NHS England may have paid over the odds for pain drug whose patent has now been revoked
England’s National Health Service (NHS) might be able to reclaim £502 million in drug costs from Pfizer if the pharma giant exhausts all legal avenues to maintain its patent on the pain medication pregabalin. Prescriptions of Pfizer’s branded version of the drug – Lyrica – increased by 25% after doctors were told to use it instead of a cheaper generic, despite the pharma firm being involved in a legal battle over the drug’s patent status.
Pregabalin, a derivative of the epilepsy drug gabapentin, is used to treat seizures, anxiety disorders and neuropathic pain – abnormal pain from everyday stimuli such as touch. Pfizer holds the drug’s second medical use patent. Generic versions can be prescribed for most indications, but a patent on Lyrica meant that only the patented drug could be used for neuropathic pain.

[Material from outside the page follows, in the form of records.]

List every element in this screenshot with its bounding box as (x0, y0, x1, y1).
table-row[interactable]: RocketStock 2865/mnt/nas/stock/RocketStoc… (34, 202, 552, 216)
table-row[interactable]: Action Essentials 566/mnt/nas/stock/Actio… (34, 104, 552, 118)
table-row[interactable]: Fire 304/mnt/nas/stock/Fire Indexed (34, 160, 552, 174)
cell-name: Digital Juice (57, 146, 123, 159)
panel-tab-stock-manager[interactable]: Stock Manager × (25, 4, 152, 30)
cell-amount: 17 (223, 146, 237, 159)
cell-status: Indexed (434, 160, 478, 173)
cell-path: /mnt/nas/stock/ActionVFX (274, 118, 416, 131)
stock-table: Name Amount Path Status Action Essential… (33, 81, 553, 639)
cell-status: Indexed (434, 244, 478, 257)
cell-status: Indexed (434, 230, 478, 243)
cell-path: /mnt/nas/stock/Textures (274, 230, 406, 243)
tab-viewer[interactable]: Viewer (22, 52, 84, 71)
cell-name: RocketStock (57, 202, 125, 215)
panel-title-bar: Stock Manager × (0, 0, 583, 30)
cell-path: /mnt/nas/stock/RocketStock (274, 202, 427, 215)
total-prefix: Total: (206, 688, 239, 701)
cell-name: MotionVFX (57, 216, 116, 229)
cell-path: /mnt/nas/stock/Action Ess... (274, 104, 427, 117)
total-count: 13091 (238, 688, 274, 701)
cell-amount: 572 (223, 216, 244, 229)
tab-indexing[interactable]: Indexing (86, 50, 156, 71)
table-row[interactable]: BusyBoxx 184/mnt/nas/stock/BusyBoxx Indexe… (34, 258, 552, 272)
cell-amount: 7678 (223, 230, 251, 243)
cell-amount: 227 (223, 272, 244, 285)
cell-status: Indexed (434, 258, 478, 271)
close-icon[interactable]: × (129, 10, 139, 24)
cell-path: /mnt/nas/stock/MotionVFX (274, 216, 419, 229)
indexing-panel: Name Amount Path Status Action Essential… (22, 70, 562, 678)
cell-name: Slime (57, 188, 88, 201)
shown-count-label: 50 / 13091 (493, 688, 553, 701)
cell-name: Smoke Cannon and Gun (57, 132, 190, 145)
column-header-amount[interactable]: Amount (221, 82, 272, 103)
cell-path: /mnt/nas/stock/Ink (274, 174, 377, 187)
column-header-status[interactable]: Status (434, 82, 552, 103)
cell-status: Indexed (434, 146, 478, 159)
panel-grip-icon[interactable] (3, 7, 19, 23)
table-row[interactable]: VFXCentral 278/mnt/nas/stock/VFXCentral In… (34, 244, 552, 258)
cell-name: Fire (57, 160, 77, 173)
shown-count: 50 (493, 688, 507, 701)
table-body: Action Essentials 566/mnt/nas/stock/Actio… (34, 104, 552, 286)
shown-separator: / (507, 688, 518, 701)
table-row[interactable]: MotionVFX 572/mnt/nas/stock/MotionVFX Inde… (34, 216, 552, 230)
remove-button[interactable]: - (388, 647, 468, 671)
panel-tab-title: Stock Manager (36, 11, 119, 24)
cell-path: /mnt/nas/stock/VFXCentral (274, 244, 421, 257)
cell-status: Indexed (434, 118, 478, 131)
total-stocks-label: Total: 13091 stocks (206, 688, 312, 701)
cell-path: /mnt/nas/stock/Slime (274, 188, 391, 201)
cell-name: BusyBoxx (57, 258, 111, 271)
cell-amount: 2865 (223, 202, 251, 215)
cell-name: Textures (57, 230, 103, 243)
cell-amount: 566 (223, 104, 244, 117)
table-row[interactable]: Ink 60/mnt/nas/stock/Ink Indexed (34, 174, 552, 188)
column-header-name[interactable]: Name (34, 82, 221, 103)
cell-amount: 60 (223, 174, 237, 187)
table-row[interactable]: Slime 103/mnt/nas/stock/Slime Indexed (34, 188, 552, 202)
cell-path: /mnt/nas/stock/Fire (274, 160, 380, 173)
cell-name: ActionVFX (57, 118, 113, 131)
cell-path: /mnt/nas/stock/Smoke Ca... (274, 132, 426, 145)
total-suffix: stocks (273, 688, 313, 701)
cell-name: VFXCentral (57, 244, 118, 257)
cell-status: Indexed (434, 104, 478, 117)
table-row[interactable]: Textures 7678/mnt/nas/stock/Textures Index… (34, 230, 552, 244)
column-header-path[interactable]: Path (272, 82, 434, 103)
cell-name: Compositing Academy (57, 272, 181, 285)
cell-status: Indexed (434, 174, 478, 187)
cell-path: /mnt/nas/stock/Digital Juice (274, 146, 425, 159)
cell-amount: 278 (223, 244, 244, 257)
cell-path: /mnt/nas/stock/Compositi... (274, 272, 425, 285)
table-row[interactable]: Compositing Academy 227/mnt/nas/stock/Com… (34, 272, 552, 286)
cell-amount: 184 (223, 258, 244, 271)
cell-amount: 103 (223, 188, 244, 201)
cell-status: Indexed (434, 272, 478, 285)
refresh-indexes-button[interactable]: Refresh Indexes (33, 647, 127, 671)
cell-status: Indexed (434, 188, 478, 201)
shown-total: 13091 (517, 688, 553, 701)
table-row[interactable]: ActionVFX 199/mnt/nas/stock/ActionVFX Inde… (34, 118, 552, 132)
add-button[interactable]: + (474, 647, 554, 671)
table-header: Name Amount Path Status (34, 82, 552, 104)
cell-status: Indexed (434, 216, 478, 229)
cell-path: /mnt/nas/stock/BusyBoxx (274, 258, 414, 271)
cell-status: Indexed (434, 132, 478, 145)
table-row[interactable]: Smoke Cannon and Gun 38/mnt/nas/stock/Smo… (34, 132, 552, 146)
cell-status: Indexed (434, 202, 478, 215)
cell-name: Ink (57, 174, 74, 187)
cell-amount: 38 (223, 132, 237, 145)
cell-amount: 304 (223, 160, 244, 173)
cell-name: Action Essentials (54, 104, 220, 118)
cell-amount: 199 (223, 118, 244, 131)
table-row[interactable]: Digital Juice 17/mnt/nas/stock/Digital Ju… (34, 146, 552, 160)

Therefore, in 2015, NHS England asked general practitioners to only prescribe Lyrica for pain indications. This increased its prescription for neuropathic pain from 7000 courses in the six months prior to the release of new guidance for doctors – out of around 2 million prescriptions for the generic – to 600,000 in the six months following. However, a UK court then ruled that Pfizer’s patent was invalid that same year. Pfizer has appealed the decision several times and the case is currently in the supreme court.
A team led by Ben Goldacre, director of the evidence-based medicine datalab at the University of Oxford, UK, has now estimated that the NHS would have spent £500 million less on pregabalin since 2015 if doctors had been allowed to prescribe generics instead of Lyrica – money the health service could reclaim if Pfizer’s latest legal bid falls through.
‘Interestingly, our data shows that doctors largely did not do as NHS England instructed,’ the researchers wrote. Although 70% of pregabalin prescriptions are for treating pain – and should therefore have been Lyrica prescriptions – less than 12% of general practices met this target. Goldacre and colleagues suggest that physicians didn’t see a reason to use a branded drug given that it has no proven benefits over a generic version.
£500 million is around 3% of NHS England’s spending on drugs between 2015 and 2017.